İşte Uluç'un yazısının bir bölümü;
Mehmet Ali Birand'ın cenaze töreni için Teşvikiye Camisi'ne erkenden yola çıktım.. Yolu Akaretler Yokuşu tepesinde kesmişler. 5 metrede bir polis var. "Beş metrede bir polis" Allahın günü her şikayette "Eleman sıkıntısı" diye ağlayan İstanbul Emniyeti'nin, kente bir "Hazret" geldiğinde kuyudan çıkardığı sistem demektir. Dolandık, uzakta indik.. Yürüdük.. Camiye geldiğimde saat 11.30.. Öğle ezanına daha bir saat var. Ama millet sabahtan gelmiş.. Kuyruğa girdik, baş sağlığı dilemek için.. Saat 12.30'du, Cemre'ye üç metre kaldığımda.. Ama sıra yan yana beşer kişiden falan oluşuyor.. Ailenin tam önüne bir kırmızı şerit çekmişler ki, millet son anda araya sızmasın ve beş kişilik kuyruk, tek kişiye insin. Bir huni vaziyeti yani.. En az 15 dakikamız daha var demek ki..
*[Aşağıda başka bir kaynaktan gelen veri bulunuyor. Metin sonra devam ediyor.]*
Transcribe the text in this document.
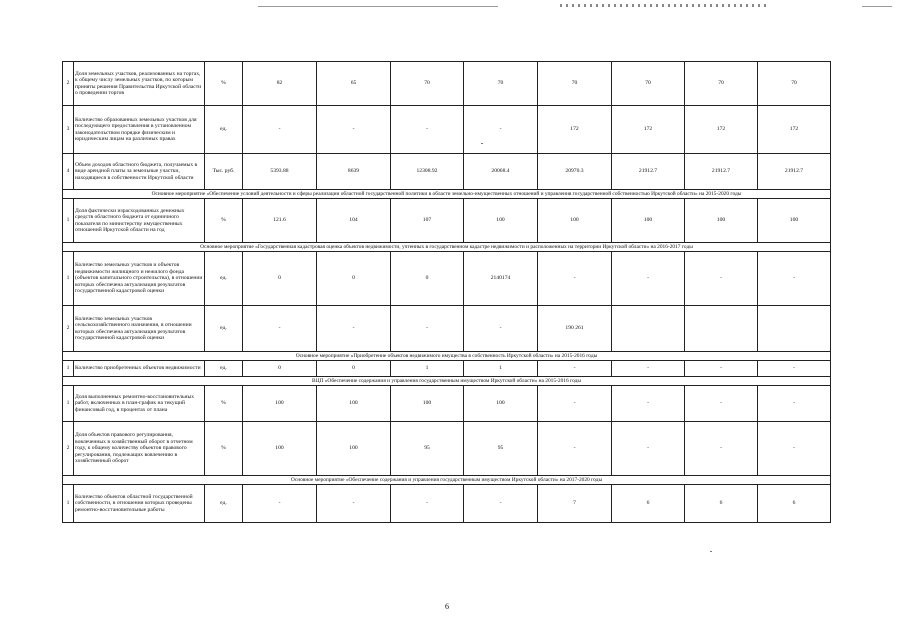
2	Доля земельных участков, реализованных на торгах, к общему числу земельных участков, по которым приняты решения Правительства Иркутской области о проведении торгов	%	82	65	70	70	70	70	70	70
3	Количество образованных земельных участков для последующего предоставления в установленном законодательством порядке физическим и юридическим лицам на различных правах	ед.	-	-	-	-	172	172	172	172
4	Объем доходов областного бюджета, получаемых в виде арендной платы за земельные участки, находящиеся в собственности Иркутской области	Тыс. руб.	5393.88	8639	12308.92	20068.4	20970.3	21912.7	21912.7	21912.7
Основное мероприятие «Обеспечение условий деятельности и сферы реализации областной государственной политики в области земельно-имущественных отношений и управления государственной собственностью Иркутской области» на 2015-2020 годы										
1	Доля фактически израсходованных денежных средств областного бюджета от единичного показателя по министерству имущественных отношений Иркутской области на год	%	121.6	104	107	100	100	100	100	100
Основное мероприятие «Государственная кадастровая оценка объектов недвижимости, учтенных в государственном кадастре недвижимости и расположенных на территории Иркутской области» на 2016-2017 годы										
1	Количество земельных участков и объектов недвижимости жилищного и нежилого фонда (объектов капитального строительства), в отношении которых обеспечена актуализация результатов государственной кадастровой оценки	ед.	0	0	0	2140174	-	-	-	-
2	Количество земельных участков сельскохозяйственного назначения, в отношении которых обеспечена актуализация результатов государственной кадастровой оценки	ед.	-	-	-	-	190 261			
Основное мероприятие «Приобретение объектов недвижимого имущества в собственность Иркутской области» на 2015-2016 годы										
1	Количество приобретенных объектов недвижимости	ед.	0	0	1	1	-	-	-	-
ВЦП «Обеспечение содержания и управления государственным имуществом Иркутской области» на 2015-2016 годы										
1	Доля выполненных ремонтно-восстановительных работ, включенных в план-график на текущий финансовый год, в процентах от плана	%	100	100	100	100	-	-	-	-
2	Доля объектов правового регулирования, вовлеченных в хозяйственный оборот в отчетном году, к общему количеству объектов правового регулирования, подлежащих вовлечению в хозяйственный оборот	%	100	100	95	95	-	-	-	-
Основное мероприятие «Обеспечение содержания и управления государственным имуществом Иркутской области» на 2017-2020 годы										
1	Количество объектов областной государственной собственности, в отношении которых проведены ремонтно-восстановительные работы	ед.	-	-	-	-	7	6	6	6
6
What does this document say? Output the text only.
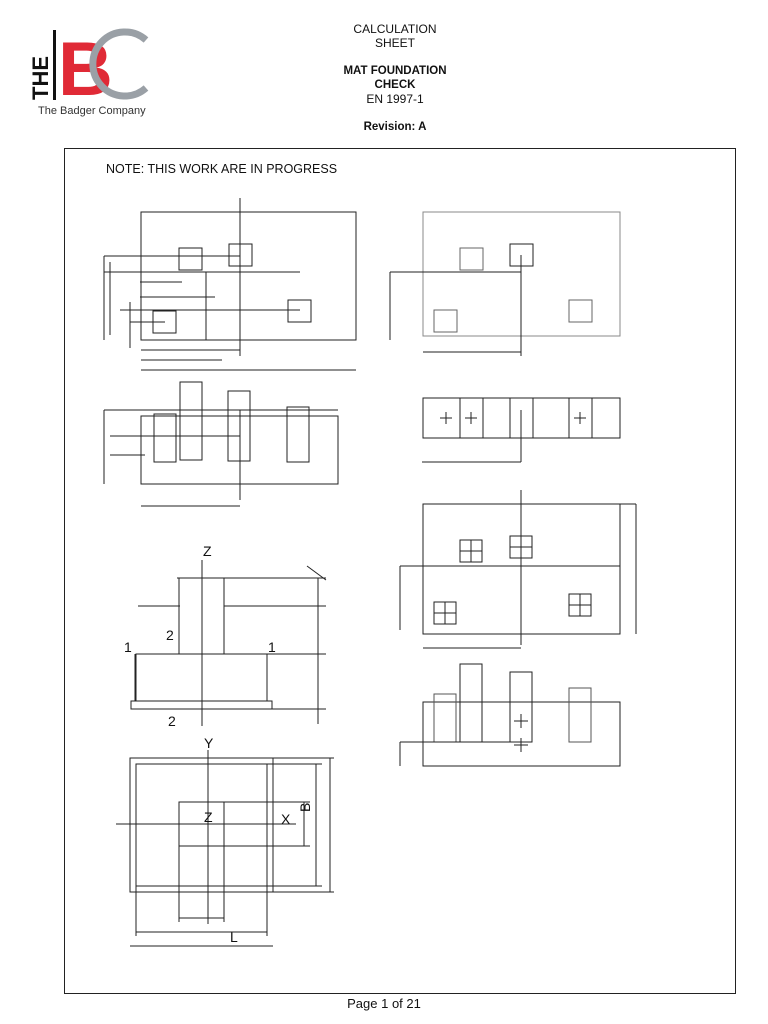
THE B
The Badger Company
CALCULATION
SHEET
MAT FOUNDATION
CHECK
EN 1997-1
Revision: A
NOTE: THIS WORK ARE IN PROGRESS
Z
1
2
1
2
Y
Z	X
B
L
Page 1 of 21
Birden nerden çıktığı belli olmayan yarmalar kuyruğa saldırdı.. Birisinin Amerikan futbolundaki gibi kucaklanıp kenara alındığını gördüm. İte kaka yol açtılar ve CHP Genel Başkanı Kemal Kılıçdaroğlu ve şürekasını Cemre'nin tam karşısına kondurdular.. Sabahtan beri bekleyen vatandaş itildi, kakıldı.. Lider (!) ve şürekası hiç beklemeden Cemre'nin tam önüne kondular.
Ben de olduğum yerden (Beni itme cesareti gösteremedi, yarmalar.. ) bağırdım..
"Bunlara oy vereceğiz de, halkçı, demokrat bir ülke olacağız öyle mi?.. Halkını iten kakan, halkını ezen ve kendisini halkın önünde, halktan imtiyazlı gören asilzadeler, şikayet ettikleri iktidarın yerini alacaklar da, demokrasinin temel ilkeleri, "Eşitlik" gelecek ülkeme öyle mi?. "Adalet" gelecek?. "İnsan Hakları" gelecek ha?.. Güldürmeyin beni.. "
Kılıçdaroğlu, o gün o sıraya girip beklemeyi akıl edebilse, ya da yanındaki sözüm ona lider ekibinden birisi ona bunu fısıldayabilseydi, o gece bütün televizyonlarda 1 nolu haber, ertesi gün bütün gazetelerde boy boy fotoğraflarla manşet olacaktı. Adam farkında değil. Koca (!) CHP'de farkında olup akıl veren yok!..
.. Ve bu Kılıçdaroğlu'nun kaçıncı vukuatı..
Bu CHP'ye oy verirsem elim kırılsın!..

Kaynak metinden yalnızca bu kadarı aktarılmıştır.